Le président chinois Xi Jinping, à l’occasion de sa première visite en Egypte en dix ans, a mis en garde mercredi contre les « ingérences extérieures » au Moyen-Orient, au moment où la région s’enfonce de nouveau dans la guerre.
Le conflit était au cœur des discussions au palais d’Al-Ittihadiya au Caire, Xi et son homologue égyptien Abdel Fattah al-Sissi appelant à des « solutions diplomatiques » pour mettre durablement fin aux hostilités.
« Nous devons défendre le principe selon lequel les peuples du Moyen-Orient sont maîtres de leurs propres affaires, nous opposer aux ingérences extérieures (…) », a déclaré M. Xi, dont les propos ont été rapportés par l’agence de presse officielle Chine Nouvelle.
Il s’est aussi dit prêt à travailler avec les pays de la région pour assurer la sécurité de la navigation, ébranlée par les attaques régulières de navires dans le détroit d’Ormuz, stratégique pour le commerce mondial d’hydrocarbures.
Canal de Suez
L’Egypte a déroulé le tapis rouge à Xi Jinping pour cette visite porteuse de promesses financières.
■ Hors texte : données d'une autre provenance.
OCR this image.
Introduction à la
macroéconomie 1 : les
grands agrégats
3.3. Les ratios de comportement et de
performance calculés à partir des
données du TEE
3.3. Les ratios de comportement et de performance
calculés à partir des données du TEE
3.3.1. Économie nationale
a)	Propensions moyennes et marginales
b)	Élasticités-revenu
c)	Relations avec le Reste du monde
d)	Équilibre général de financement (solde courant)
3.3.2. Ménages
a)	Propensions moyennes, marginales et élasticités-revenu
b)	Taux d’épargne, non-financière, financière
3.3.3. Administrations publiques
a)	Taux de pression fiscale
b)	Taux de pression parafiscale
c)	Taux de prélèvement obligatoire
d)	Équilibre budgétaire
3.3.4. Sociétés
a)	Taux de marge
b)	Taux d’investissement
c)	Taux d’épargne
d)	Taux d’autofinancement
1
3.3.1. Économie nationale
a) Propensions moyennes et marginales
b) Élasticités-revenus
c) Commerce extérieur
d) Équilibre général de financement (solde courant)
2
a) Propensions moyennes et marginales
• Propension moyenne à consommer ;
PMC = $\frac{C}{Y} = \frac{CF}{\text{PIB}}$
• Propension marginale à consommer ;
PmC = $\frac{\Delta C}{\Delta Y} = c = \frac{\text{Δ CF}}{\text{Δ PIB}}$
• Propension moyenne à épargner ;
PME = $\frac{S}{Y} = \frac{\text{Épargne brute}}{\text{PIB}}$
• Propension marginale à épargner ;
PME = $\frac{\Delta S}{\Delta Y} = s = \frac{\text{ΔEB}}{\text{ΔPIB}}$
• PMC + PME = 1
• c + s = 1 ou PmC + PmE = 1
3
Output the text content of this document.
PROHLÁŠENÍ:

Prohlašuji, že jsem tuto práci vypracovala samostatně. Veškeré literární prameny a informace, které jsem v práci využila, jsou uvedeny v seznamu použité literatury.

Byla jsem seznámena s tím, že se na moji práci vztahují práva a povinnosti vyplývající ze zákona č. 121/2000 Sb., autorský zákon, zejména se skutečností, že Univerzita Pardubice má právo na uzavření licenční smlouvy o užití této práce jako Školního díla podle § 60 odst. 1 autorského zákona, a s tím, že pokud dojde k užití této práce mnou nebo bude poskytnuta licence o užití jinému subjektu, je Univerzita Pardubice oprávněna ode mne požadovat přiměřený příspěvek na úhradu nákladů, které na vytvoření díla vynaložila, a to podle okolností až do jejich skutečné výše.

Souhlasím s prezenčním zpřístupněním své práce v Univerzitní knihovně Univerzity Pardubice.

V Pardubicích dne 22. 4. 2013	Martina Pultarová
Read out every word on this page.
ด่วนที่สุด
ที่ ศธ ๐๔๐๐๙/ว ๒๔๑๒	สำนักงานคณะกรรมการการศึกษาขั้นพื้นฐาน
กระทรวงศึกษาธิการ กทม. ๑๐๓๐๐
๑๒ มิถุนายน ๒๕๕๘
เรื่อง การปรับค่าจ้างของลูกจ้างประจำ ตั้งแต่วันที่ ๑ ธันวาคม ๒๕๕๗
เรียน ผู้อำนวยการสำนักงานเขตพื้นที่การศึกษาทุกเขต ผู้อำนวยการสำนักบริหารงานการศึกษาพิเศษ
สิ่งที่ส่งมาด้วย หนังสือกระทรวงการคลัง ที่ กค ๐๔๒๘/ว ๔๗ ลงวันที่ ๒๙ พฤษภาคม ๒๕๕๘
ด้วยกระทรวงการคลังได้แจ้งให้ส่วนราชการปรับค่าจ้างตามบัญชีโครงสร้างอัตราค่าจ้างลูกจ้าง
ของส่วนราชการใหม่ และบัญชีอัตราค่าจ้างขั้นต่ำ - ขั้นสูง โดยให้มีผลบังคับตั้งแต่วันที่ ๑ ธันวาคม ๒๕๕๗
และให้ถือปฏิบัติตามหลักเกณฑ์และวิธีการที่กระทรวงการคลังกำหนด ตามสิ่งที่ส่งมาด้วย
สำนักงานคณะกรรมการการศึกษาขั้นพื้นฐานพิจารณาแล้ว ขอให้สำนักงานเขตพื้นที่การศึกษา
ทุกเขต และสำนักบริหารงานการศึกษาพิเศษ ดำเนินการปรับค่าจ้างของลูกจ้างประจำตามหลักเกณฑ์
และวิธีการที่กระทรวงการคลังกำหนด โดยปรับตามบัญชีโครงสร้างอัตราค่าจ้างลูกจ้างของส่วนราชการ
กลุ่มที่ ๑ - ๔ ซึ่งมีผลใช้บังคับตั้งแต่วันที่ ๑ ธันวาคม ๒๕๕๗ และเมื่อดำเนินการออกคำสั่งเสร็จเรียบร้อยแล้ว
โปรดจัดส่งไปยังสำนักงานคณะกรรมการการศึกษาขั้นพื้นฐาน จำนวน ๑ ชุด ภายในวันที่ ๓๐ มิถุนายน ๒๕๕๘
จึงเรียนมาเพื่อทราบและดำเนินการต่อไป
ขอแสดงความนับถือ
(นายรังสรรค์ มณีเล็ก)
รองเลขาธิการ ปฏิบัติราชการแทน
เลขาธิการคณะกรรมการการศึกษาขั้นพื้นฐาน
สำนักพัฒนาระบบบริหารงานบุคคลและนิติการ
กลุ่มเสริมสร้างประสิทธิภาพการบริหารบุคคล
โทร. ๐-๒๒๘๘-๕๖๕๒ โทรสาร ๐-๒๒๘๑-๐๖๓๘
Les deux pays ont notamment signé un accord lançant la troisième phase de la zone industrielle égypto-chinoise, qui accueille déjà 200 entreprises et représente environ quatre milliards de dollars d’investissements, selon les autorités.
Cette annonce, dont les détails financiers n’ont pas été dévoilés, permettra à Pékin de renforcer davantage sa présence dans la zone du canal de Suez, alors que la guerre entre les Etats-Unis et l’Iran menace le commerce maritime mondial.
Une série d’accords supplémentaires ont été signés, sans que les autorités égyptiennes n’en précisent la teneur.
La venue du président chinois intervient au moment où Washington accroît sa pression sur les partenaires commerciaux de l’Iran.
Pékin, partenaire majeur de Téhéran, est en première ligne et cherche l’appui du Caire, dont les banques sont aussi ciblées.
La semaine dernière, le Trésor américain a en effet annoncé des sanctions contre la branche émiratie de la deuxième plus grande banque égyptienne, Banque Misr, accusée de participer aux échanges financiers avec Téhéran.
Autonomie stratégique
Dans le cadre de son offensive contre l’Iran lancée avec Israël fin février, Washington a juré le mois dernier d’asphyxier l’économie iranienne, menaçant d’élargir ses sanctions, qui pourraient également frapper des banques chinoises.
La Chine, grand acheteur de pétrole iranien, a de son côté promis de défendre ses intérêts.
A l’approche d’une rencontre annoncée entre Xi Jinping et le président américain Donald Trump plus tard en septembre, Pékin cherche également à renforcer ses liens avec les pays de la région proches de Washington.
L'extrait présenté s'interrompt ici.